Research Spotlight: Ben McCorkle
Each month, the Communications Team reaches out to members of the Department of English faculty and asks them to elaborate on a current research or creative project they are working on or have recently completed. For this month, we asked Professor Ben McCorkle about his project, 100 Years of New Media.
In your own words, as the expert that you are, can you explain the overview of your project?
First of all, it’s called 100 Years of New Media. My collaborator and I are looking at a collection of over 750 individual articles from a publication called English Journal. This is a journal that focuses primarily on K-12 English teachers, and articles tend to emphasize classroom practice—teachers sharing effective assignments, activities and so on. Specifically, we identified articles from the years 1912-2012 (it’s been around a while) that mention using some sort of technology in the classroom: radio, filmstrip projectors, magic lanterns, television, Super-8 cameras and even the computer. We coded those articles for various categories such as the teacher’s attitude toward the technology, whether students were making things with the technology or analyzing it, pedagogical goals and outcomes and generated data visualization showing how these categories change over time. In addition to creating a bunch of interactive graphs, charts and timelines, we also want to showcase the “joy” of this archive, teachers being excited about coming up with innovative uses for new technologies. To that end, we’re also making a bunch of media artifacts that highlight these moments—for example, a podcast that showcases innovative audio pedagogies over the years, or a public-access-style television segment that explores the hopes and fears teachers had dealing with the emerging menace of television.

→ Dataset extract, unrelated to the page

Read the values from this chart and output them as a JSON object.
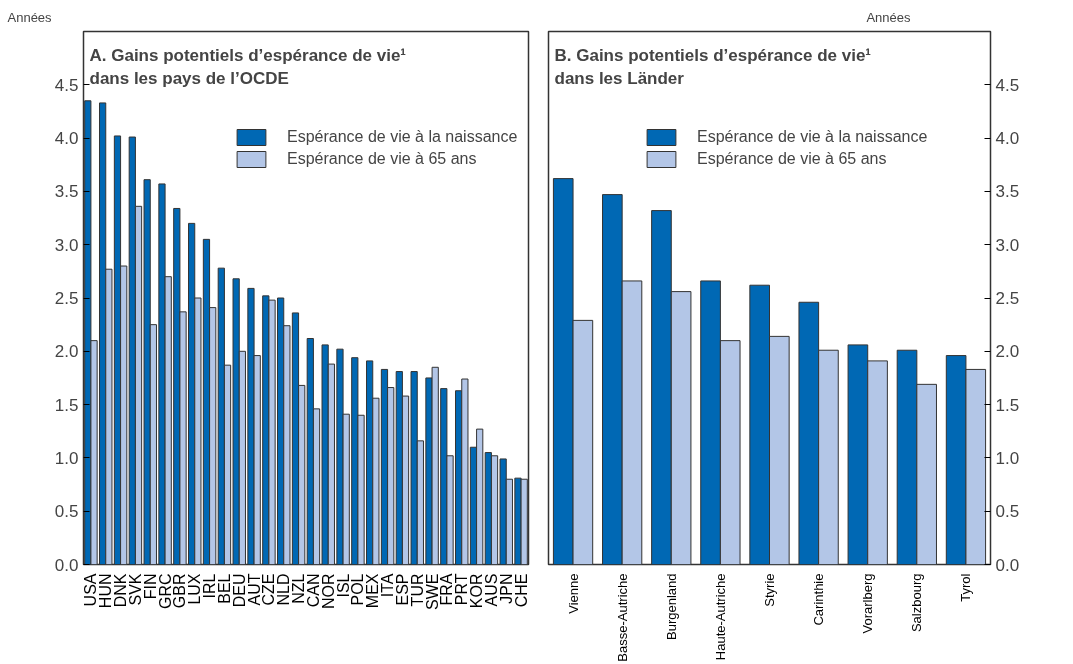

Now, could you shorten this description into one sentence that uses accessible language?
We look back at 100 years’ worth of English Journal articles explaining how English teachers used technology in the classroom in order to tell a broad history of how those technologies were used, how their use increased or decreased over time and how students and teachers actually interacted with them.
In what ways is your research significant?
We feel that it tells a necessary history that is currently being overlooked. In the field of computers and writing, there’s a commonplace that the personal computer was a transformative, revolutionary force in the English classroom—it not only helped make writing conventional essays more efficient, it also opened the door to consider creating new types of multimodal texts that combined images, sounds, text, interactivity, etc. While we feel the computer is important, we also want to remind everyone that English teachers have been innovating with new technologies for quite a while, even having their students produce unconventional “texts” like radio dramas, documentary films, television news programs and more. The fact that so much of that innovation was going on in K-12 means that it gets passed over by those whose focus is on college-level English instruction, so we wanted to shine a light on that area to broaden our historical understanding of how English studies and technology have been interrelated.
Are you working with any colleagues or collaborators?
I am working with a collaborator on this project: Jason Palmeri, who is an Associate Professor of English at Miami University in Oxford, Ohio (who, incidentally, is an alum of our graduate program).
Where do you see this project going in the future?
The two of us have talked about perhaps bringing in additional corpuses for comparative purposes: for example, looking at journals such as College Composition and Communication or College English (which grew out of English Journal) from that same period. Since those publications deal exclusively with college-level instruction, it might be fruitful to see what key differences and similarities there are with respect to how teachers incorporated technology in their classroom practice.
What's next for you?
I’d like to devote more time to working on improving the Digital Archive of Literacy Narratives (DALN). I am currently co-director of the project, along with Michael Harker, an Associate Professor of English at Georgia State University. The DALN is a ten-plus-year public online collection of around 7500 individual stories about people’s experiences learning to read, write, code, perform and compose music, and a variety of other topics. We’ve recently updated the site to make it more user-friendly, and are planning to add even more functionality in the near future.